TSA officials are “abusing” their authority by covering up information technology (IT) security gaps at airports, according to a blistering new Department of Homeland Security (DHS) Office of Inspector General (IG) report.

DHS Inspector General John Roth blasted TSA officials in unusually harsh language for demanding the IG inconsistently redact information about the TSA’s security practices in part because agency officials refused to maintain airport security cameras because they believe that isn’t TSA’s responsibility.

The TSA is responsible on a daily basis for 1.8 million commercial airline passengers’ safety at 440 federally regulated airports, the IG said.

“I can only conclude that TSA is abusing its stewardship of the Sensitive Security Information (SSI) program,” Roth wrote in a letter attached to the report. Roth’s SSI reference was to information that is unclassified but potentially damaging to transportation security if made public.

“None of these redactions will make us safer and simply highlight the inconsistent and arbitrary nature of decisions that TSA makes regarding SSI information.
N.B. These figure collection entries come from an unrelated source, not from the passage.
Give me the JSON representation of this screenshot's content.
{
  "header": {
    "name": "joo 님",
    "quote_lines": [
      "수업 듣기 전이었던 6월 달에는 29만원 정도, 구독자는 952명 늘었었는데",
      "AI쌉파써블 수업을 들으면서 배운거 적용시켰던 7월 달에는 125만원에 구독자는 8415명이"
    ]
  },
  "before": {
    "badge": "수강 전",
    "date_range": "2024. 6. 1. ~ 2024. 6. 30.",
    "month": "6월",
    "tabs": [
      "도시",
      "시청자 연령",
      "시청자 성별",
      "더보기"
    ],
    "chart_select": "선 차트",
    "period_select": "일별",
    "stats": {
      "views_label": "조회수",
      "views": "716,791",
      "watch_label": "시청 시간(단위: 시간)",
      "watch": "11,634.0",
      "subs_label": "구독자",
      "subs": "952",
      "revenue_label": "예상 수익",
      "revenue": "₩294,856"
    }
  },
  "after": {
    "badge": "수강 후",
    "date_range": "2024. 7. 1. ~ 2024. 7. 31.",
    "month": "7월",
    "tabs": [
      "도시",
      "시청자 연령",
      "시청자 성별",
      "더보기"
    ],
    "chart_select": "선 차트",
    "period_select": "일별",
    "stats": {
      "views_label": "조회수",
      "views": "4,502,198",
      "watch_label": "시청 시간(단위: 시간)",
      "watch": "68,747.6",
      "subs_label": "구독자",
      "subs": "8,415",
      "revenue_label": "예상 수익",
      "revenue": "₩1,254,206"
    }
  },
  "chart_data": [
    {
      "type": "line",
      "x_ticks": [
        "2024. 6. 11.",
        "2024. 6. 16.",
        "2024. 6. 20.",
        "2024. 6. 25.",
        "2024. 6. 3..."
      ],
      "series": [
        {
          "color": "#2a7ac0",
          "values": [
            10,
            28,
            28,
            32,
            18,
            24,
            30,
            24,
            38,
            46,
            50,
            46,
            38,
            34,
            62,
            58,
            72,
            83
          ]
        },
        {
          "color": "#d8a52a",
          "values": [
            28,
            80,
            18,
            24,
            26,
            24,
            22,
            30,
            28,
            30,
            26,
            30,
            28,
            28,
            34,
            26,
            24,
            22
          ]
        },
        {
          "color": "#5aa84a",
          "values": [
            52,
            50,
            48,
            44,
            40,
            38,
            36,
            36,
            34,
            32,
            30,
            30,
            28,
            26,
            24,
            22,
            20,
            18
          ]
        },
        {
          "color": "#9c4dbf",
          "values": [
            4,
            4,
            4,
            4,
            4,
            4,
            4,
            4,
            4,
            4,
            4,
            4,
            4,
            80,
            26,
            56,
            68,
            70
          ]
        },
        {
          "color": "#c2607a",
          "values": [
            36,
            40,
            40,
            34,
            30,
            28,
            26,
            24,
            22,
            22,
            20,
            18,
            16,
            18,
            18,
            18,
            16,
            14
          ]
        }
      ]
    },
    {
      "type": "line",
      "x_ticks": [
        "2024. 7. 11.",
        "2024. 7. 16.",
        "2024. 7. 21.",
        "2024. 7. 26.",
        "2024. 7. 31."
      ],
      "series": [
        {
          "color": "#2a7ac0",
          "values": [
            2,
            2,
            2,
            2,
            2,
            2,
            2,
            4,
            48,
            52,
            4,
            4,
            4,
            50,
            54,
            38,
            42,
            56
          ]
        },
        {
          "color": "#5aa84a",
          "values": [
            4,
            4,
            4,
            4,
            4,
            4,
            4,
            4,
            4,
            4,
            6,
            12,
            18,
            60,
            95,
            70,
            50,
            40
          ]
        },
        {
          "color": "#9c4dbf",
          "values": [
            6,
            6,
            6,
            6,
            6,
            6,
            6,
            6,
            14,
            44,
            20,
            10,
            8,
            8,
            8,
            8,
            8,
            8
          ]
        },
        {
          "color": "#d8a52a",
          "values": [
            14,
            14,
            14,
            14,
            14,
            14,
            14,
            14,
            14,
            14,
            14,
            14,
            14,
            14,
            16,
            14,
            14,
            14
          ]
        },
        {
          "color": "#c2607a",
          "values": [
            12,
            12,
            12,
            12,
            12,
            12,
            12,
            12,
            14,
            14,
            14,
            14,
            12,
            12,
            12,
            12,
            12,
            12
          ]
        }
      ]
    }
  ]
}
This episode is more evidence that TSA cannot be trusted to administer the program in a reasonable manner,” Roth said.

The TSA, for example, asked the IG to redact information on TSA’s fire protection systems in airport server rooms, but the IG had already published that information in a previous report without objections from TSA. Those and other issues were largely resolved, but TSA increased secrecy about them, the IG said.

The IG granted TSA’s request to redact some information to meet “timeliness requirements” for issuing the report, but highlighted all the instances in which TSA demanded redactions of phrases or findings that were cited elsewhere in the report, or cited in previous reports.
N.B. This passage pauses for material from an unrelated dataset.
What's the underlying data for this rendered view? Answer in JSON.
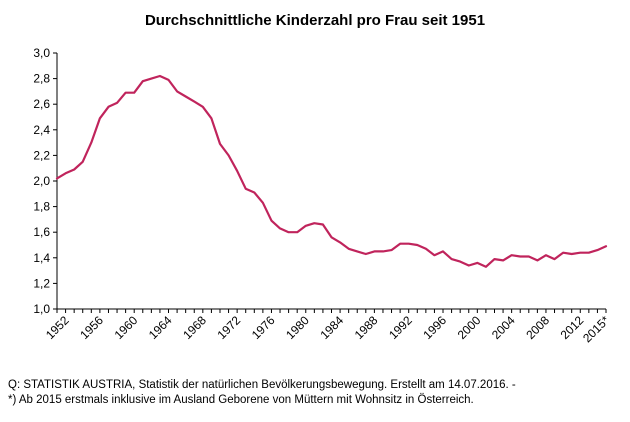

“Inconsistently and inappropriately marking information in our reports as SSI impedes our ability to issue reports to the public that are transparent without unduly restricting information, which is key to accomplishing our mission and required under the Inspector General Act,” Roth wrote.

“In order to meet our timeliness requirements, we are publishing this report with the redactions as requested. However, this letter serves as our formal direct appeal to the administrator of TSA to remove the above-listed redactions,” Roth said.

The TSA, led by Administrator Peter Neffenger, hasn’t resolved two recommendations the IG made earlier this year — using a data management system that connects airport screening equipment to servers, and taking responsibility for maintaining closed-circuit televisions and cameras at airports.

TSA officials claim it will take more time and money to create such a data management system.

TSA also “disagrees that closed-circuit televisions, including cameras, at airports constitute IT equipment and that TSA is responsible for maintaining them,” the report said.

The TSA did resolve other issues the IG identified in a previous report, including performing monthly vulnerability scans of servers.

The IG made two additional recommendations in the latest report — that TSA has backup data communications capabilities in case of circuit outages, and creates a plan for reviewing security controls on a regular basis nationwide. The agency agreed with those recommendations.

Congress created the TSA under former President George W. Bush in November 2001 in response to the terrorism attacks on Sept. 11, 2001, but the IG has uncovered the agency’s systemic security failures ever since. (RELATED: America’s Security Problems Start With The TSA, But Certainly Don’t End There)

Undercover IG agents were able to sneak fake weapons and explosives past agents and security systems in 67 of 70 attempts — a 96 percent failure rate — during the summer of 2015.

There is also little accountability for TSA officials, who are as likely to die on the job as to be fired.